Our results should be explained in light of some inherent limitations. First, only English language studies were included in our meta-analysis may have led to publication bias, and the exclusion of unpublished data was usually associated with an overestimation of the real effect. Second, we endeavor to contact the authors of the six studies to obtain individual patient data for our meta-analysis; however, we could not obtain the replies from them. Third, in the sub-group analyses, the size of some sub-groups was relatively small and didn't have enough statistical power to explore the actual association. Fourth, obvious heterogeneity was observed in our study. Although we use random-effect model and stratified analysis by ethnicity, cancer type, sample size, control source, and HWE status to calculate the combined OR, heterogeneity is a potential problem when explaining the results of our meta-analysis. Unquestionably, these limitations may influence our final conclusions.

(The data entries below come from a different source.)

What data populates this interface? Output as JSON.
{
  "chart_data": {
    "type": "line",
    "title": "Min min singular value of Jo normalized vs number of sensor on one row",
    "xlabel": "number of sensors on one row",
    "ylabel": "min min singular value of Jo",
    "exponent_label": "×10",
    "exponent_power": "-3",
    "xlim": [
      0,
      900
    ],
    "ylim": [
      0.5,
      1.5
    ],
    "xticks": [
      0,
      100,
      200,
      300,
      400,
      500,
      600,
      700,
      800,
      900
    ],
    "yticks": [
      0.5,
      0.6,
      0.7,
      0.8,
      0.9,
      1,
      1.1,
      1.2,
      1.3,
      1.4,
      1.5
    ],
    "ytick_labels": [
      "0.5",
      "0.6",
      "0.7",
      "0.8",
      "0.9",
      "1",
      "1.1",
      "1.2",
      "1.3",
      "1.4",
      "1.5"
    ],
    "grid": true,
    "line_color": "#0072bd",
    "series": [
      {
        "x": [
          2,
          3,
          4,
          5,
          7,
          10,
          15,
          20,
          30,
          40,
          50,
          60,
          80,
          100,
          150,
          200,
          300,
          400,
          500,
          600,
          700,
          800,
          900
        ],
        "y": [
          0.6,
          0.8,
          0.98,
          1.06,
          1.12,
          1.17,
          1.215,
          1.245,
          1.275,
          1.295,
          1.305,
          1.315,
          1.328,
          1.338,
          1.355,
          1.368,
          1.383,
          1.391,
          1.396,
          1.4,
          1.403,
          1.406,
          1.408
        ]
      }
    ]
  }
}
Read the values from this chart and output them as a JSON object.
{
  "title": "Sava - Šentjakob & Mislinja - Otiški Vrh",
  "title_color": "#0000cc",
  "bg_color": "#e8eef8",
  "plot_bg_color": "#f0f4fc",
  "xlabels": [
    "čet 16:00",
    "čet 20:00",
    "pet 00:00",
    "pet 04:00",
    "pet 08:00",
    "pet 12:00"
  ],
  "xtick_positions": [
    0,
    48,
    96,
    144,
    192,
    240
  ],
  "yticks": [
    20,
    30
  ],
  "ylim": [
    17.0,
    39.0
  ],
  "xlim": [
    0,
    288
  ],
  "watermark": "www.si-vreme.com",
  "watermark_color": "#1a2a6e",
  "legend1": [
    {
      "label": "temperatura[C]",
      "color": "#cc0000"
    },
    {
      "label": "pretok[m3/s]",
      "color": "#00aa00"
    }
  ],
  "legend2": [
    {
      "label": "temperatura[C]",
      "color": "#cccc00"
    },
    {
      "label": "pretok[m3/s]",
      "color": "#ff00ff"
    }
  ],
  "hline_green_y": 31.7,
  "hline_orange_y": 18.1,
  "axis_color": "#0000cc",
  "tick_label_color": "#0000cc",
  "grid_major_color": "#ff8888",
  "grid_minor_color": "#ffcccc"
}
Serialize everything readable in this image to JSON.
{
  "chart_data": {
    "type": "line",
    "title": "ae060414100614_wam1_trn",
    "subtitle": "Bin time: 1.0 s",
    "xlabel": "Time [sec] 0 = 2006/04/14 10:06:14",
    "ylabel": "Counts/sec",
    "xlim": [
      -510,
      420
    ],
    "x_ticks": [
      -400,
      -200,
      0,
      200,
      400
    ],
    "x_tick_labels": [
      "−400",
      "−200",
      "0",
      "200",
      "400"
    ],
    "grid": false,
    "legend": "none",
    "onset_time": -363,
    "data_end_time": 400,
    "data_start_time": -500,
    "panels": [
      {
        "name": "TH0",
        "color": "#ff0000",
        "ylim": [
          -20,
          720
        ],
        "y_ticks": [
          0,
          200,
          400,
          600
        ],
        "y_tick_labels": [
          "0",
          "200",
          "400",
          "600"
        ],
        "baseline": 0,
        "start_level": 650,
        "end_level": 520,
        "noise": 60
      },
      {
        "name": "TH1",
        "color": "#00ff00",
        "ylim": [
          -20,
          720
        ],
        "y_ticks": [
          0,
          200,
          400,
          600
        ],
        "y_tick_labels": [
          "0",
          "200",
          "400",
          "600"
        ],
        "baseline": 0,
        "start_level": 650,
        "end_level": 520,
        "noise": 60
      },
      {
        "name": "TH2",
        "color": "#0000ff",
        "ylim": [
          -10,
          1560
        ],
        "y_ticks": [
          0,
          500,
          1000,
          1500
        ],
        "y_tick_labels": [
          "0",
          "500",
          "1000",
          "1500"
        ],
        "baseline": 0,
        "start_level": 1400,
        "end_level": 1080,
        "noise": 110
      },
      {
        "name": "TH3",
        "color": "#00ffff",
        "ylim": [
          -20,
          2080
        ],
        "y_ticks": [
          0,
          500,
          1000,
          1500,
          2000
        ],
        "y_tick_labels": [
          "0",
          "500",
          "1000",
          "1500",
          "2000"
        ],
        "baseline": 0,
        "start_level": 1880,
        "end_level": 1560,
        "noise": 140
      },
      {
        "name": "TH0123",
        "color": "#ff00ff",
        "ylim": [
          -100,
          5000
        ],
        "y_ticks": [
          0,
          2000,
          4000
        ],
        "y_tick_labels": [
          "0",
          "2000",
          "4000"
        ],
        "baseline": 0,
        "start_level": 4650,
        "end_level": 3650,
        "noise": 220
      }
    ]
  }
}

On the other hand, our meta-analysis that included 12,345 patients with malignancy and 12,517 healthy subjects from all available studies represents the most comprehensive meta-analysis performed in the relationship between VEGF+405G/C polymorphism and malignancy susceptibility. In addition, the selected studies in our meta-analysis were all case-control studies and contained available genotype information, which met the inclusion criterion very well.
In conclusion, although our meta-analysis indicated a weak association of VEGF+405G/C polymorphism with malignancy susceptibility in African, no persuasive evidence of association between the polymorphism and malignancy susceptibility was detected in the pooled analyses. Therefore, more studies with larger scale of participants, especially Africans, are required to further evaluate gene–environment interaction on this polymorphism and malignancy susceptibility.
This work was supported by the National Natural Science Foundation of China (Grant No. 30960103). The funders had no role in study design, data collection and analysis, decision to publish, or preparation of the manuscript. The authors thank everyone who helped with this work.